Глава двенадцатая
Участвуя в разработке операции «Факел», Джон узнал все слабости федералов в их марсианской промышленной провинции, но и постиг все промахи союзников в их «освоении» красной планеты. У федералов провинция была единым поселением над разрабатываемой шахтой, а на отдаленном периметре контролируемой зоны, стояли датчики слежения, которые мгновенно фиксировали пересечение границы и передавали отсканированные сведения объекта-нарушителя. На ближних подступах к посёлку-шахте существовала, так называемая, «цитадель» — линия лазерной защиты, которая активировалась автоматически, после пересечения дальнего периметра, или, при необходимости, в ручном режиме. Так это преподносилось в открытых технических описаниях, размещённых в глобальной информационной сети, но, Джона предупредили, что с лазерной составляющей, а конкретно, с её срабатыванием, у федералов имелись серьёзные проблемы. Ещё большие проблемы у федералов были с воздухообеспечением. Именно из-за этих проблем на Марс была направлена экспедиция Фермора — талантливый разработчик Иван Алёхин, ученик знаменитого Салехова, обосновав свои доводы, брался заменить несовершенную систему воздухообеспечения, разработанную учителем, собственным детищем, современной, бесперебойной системой Алёхина.
— У них плохо с обороной и с воздухом? — спросил тогда Джон.
— Пока, — ответили ему.
Пока, плохо с обороной и воздухом, и у союзников, лишь пока есть возможность убрать монополию Федерации на добычу амания. И время не ждёт. Дальнейшее промедление приведёт к тому, что будет поздно. Требовались оперативные и решительные действия. Поэтому и была разработана операция «Факел» — успешное её проведение до устранения недостатков в системе защиты федералов, могло позволить Союзу встать вровень с Федерацией в очередной технологической гонке. Фаза «Открытие» была лично спланирована Джоном.

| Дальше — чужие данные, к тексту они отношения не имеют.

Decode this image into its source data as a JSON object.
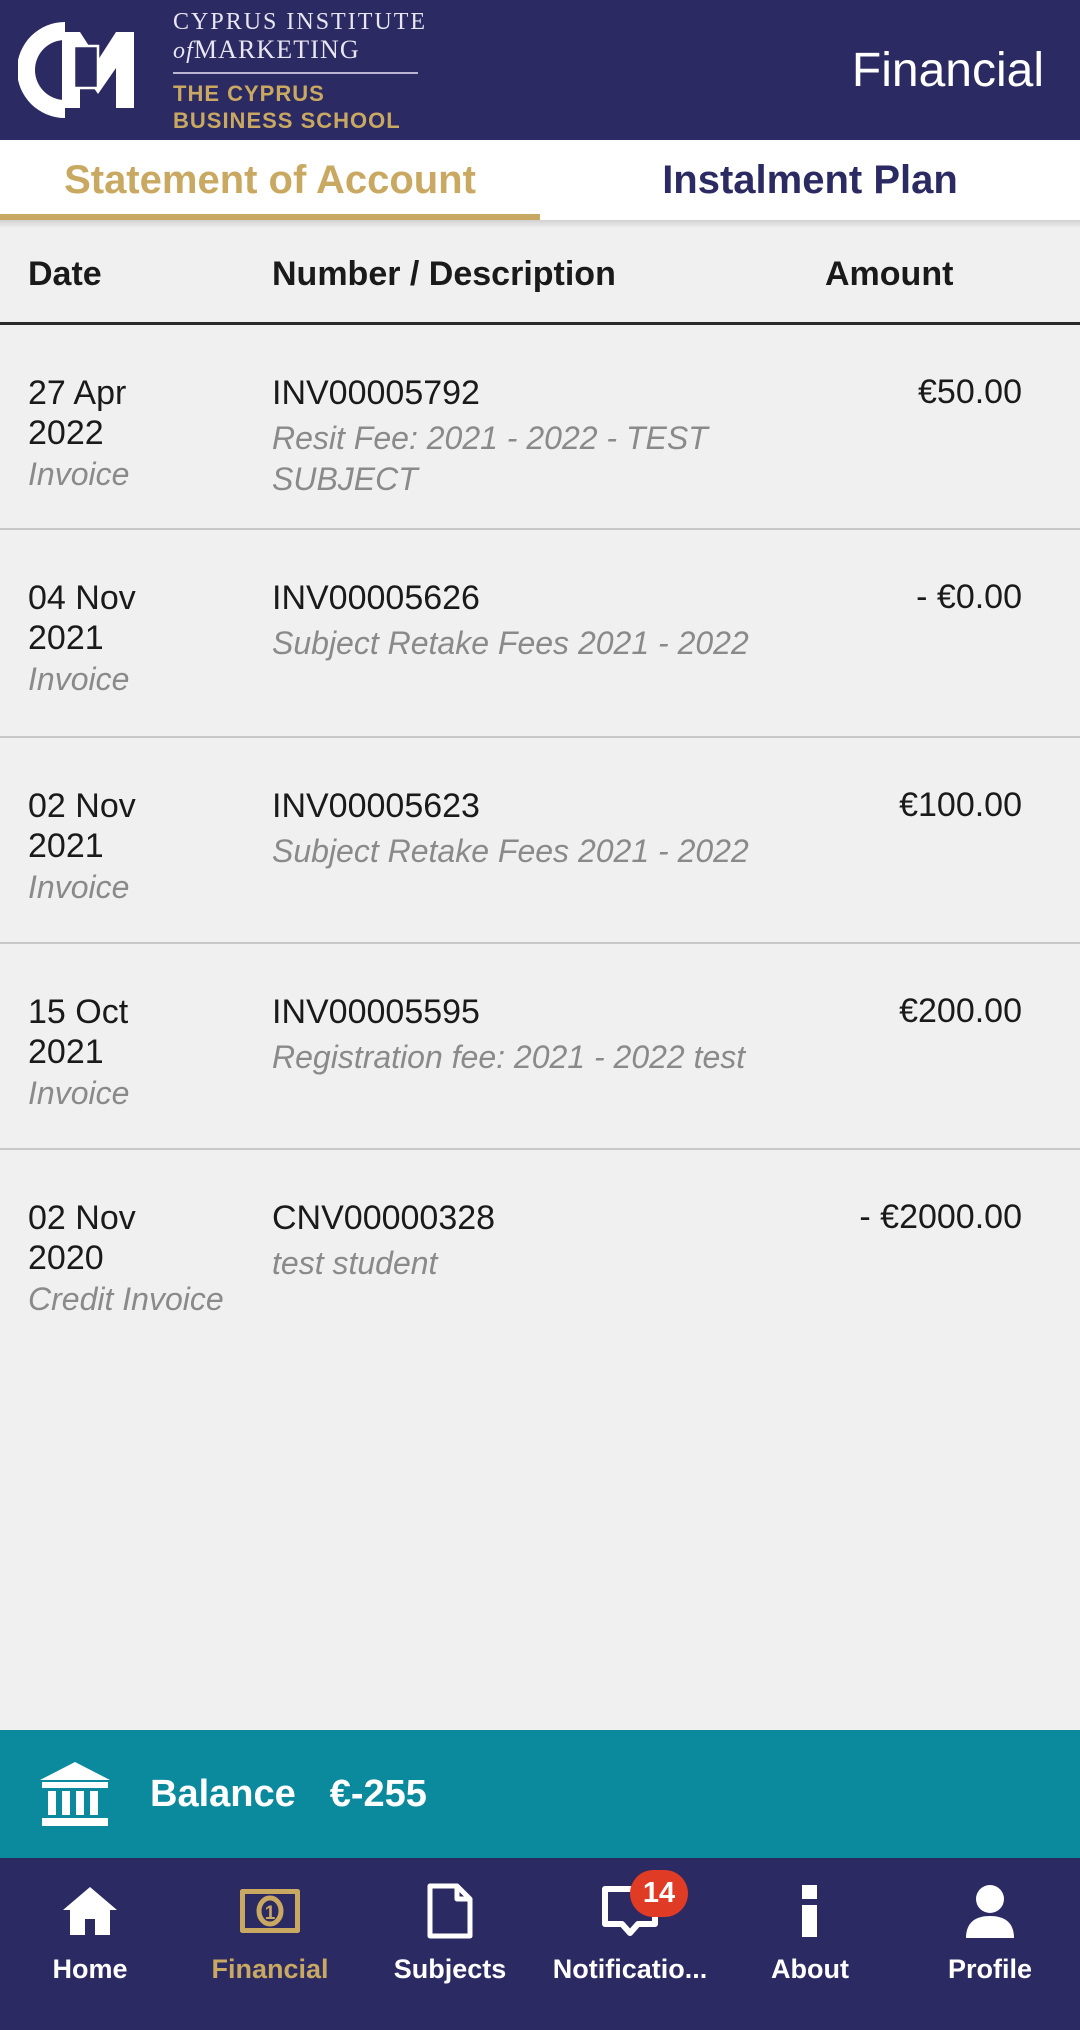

В ходе работы над операцией, не смотря на напыщенные фразы о срочности и важности, предварительно ознакомившись с марсианскими реалиями, Джон пришёл к выводу, что красная планета финансировалась Союзом по остаточному принципу. Если Федерация, имея первоначальную опорную базу высадки, после обнаружения ценного месторождения, перенесла посёлок и пункт приёма кораблей на место разработок, Союз, после долгих неудачных изысканий подобного месторождения, перенёс основную базу ближе к вожделенной провинции федералов, а пункт приёма кораблей, из экономии, оставил на старом месте. Там существовал похожий на цистерну блок обслуживающей причал технической группы, и оттуда, на марсоходе, предстоял муторный шестичасовой переход к основной базе.
Джон тогда отметил, что шесть часов — это время в пути в хорошую погоду, если же начиналась буря, марсоход полз, словно старая черепаха. Одно радовало Джона — из космического корабля в блок техперсонала и в нутро марсохода, проход был через шлюзы, и не требовалось переодеваться в скафандры, как практиковалось у федералов.
Что марсоход ползёт черепахой во время пыльной марсианской бури, Джон узнал уже на борту этой, в принципе, комфортабельной машины.
О бушевавшей на поверхности Марса буре предупредили ещё при посадке. Потом был переход через шлюз в помещение техперсонала. Свон и капрал Полак катили контейнеры с «оборудованием». Странный сбой в настройках, выявленный Полаком, не давал Джону покоя: кому понадобилось совершать непонятную диверсию? Какая-то она игрушечная. Не настоящая, как заметил Полак. Глупая. Ещё резче выразиться — просто тупая. Полак привёл в порядок «аппараты» всего за сорок минут, хотя перед тем пугал, что потребуется до пяти часов… Кто это напакостил? Так явно сделали, словно специально предупреждали: будьте начеку, вы под колпаком! Джон мысленно окрестил этот инцидент «показухой». Зачем она понадобилась исполнителю «показухи», Джон пока постичь не мог — если за группой шло пристальное наблюдение со стороны федералов или срединников, выдавать себя такой «туфтой» эти серьёзные ребята не стали бы. В их интересах было обратное, чтобы Джон и его люди пребывали в неведении о пристальном внимании противника. А может, кто-то из «шестёрок» сенатора постарался?
Джон усмехнулся — слово «шестёрка» было вынесено им из Федерации, конкретно, из своего российского прошлого. Там, в основной государственной системе Федерации, до сих пор пользовались русским языком (великим и могучим), и читали Пушкина и Достоевского. Вот на этом «великом и могучем», слово «шестёрка», помимо обозначения цифры «шесть», в разговорной речи определяло эдакого безропотного служаку, раба, одним словом — чмо.